Não registra o grande órgão que naquela mesma noite, enquanto a corte, o governo e a sociedade dançavam na ilha Fiscal, estavam reunidos secretamente no Club Militar os chefes e organizadores de uma outra grande festa — essa de natureza cívica — que seis dias depois deveria realizar-se no campo de Sant’Ana.
O baile terminara na madrugada de 10 de novembro. A l.° de novembro ocorria a revolução que substituía o império pela república.
9 de agosto de 1930. Baile no palácio Itamarati. Festa deslumbrante. Nenhum anúncio de jóia perdida no dia seguinte... Inauguravam-se as novas dependências, e o palácio da rua Marechal Floriano Peixoto apresentava aspectos empolgantes. Cerca de cinco mil convivas para ali se transportaram em automóveis de todas as marcas. Alguns até em táxis e em máquinas já fora da moda... Haviam sido impressos apenas dois mil convites, mas a necessidade de atender aos pedidos teve de elevar esse número para mais do dobro. À cerimônia da inauguração haviam comparecido, à tarde, S. Ex. o Sr. Washington Luís, presidente da República, ministros, altas autoridades, membros do corpo diplomático, deputados e senadores. Entre os convivas do baile achava-se um ancião de nobre aspecto, trazendo cruzado sobre a alvura do peitilho da camisa, um fitão vermelho e branco. Insígnia honorífica que ninguém procurou saber o que era. Admirável democracia que acolhia numa de suas festas — das mais brilhantes e suntuosas de quantas se realizaram nos últimos tempos no Rio de Janeiro — entre suas autoridades, e como hóspede do ministro das Relações Exteriores, o Sr. Otávio Mangabeira, o último dos netos do imperador deposto a 15 de novembro — o príncipe D. Pedro de Orleans e Bragança, cercado de todas as deferências a que tinha direito pelo seu passado e por sua antiga hierarquia.

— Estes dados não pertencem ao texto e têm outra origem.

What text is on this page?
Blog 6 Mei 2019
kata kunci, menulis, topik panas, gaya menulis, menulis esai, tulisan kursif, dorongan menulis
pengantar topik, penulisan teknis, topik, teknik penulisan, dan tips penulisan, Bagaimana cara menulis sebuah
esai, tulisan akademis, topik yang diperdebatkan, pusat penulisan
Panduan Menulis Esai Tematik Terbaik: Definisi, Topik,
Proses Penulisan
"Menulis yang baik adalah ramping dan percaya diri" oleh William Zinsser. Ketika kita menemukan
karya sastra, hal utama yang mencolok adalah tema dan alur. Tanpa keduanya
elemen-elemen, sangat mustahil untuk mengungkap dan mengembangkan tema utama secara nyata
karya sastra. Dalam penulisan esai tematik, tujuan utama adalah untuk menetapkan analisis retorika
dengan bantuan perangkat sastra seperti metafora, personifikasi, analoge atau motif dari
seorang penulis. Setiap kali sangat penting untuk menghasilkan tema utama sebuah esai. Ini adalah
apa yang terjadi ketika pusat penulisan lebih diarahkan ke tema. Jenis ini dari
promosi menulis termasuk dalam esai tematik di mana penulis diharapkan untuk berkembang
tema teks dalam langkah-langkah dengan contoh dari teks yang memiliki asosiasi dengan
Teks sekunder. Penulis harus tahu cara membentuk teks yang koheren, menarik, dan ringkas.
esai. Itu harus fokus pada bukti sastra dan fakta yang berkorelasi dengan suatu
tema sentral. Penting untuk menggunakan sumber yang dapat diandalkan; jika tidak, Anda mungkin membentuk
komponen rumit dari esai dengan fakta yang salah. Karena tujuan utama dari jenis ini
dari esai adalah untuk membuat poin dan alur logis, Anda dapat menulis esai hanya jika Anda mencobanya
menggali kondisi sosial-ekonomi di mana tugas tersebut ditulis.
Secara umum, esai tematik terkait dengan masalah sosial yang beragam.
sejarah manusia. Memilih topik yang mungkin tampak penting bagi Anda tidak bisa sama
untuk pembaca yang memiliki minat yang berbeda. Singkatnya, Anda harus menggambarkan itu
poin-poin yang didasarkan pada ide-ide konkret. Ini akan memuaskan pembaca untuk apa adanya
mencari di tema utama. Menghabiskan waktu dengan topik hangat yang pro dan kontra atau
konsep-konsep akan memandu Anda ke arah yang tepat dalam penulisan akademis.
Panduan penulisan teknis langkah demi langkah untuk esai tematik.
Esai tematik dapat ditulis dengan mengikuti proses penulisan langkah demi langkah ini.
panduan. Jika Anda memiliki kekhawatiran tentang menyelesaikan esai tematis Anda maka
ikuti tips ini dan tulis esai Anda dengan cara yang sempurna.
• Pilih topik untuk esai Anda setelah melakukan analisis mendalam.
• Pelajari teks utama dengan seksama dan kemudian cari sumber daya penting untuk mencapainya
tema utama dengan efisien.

S. A. demorou-se, dessa vez, muito mais do que no baile da ilha Fiscal, tendo-lhe sido reservado um lugar na mesa especial destinada às altas autoridades, em que pouco depois de l hora era servida a lauta ceia oficial no salão da Biblioteca, recentemente inaugurado. Para os outros convidados havia um profuso e bem servido “bufet”. Os jornais oposicionistas consagravam uma referência especial, na crônica desse baile, à abundância do champagne que ali se havia consumido.
Festa deslumbrante, também difícil de descrever! Nos inúmeros e amplos salões, decorados com requinte de gosto e de arte, correram animadas as danças até de madrugada.
Madrugada de 10 de agosto. Cinquenta e três dias depois, a 3 de outubro, o Rio Grande do Sul, Minas Gerais e a Paraíba do Norte, com seus governos, suas polícias militares, seus tesouros, e dizem que também com suas populações, desencadeavam no país a revolução que deveria destruir a República constitucional, depondo o Sr. Washington Luís, o regime da lei e a ordem jurídica dominantes...
Registremos, na crônica desses fatos, a influência, ou a simples coincidência desses dois bailes no destino.
Aqui, não é somente a história que se repete. São também os bailes. Bailes revolucionários!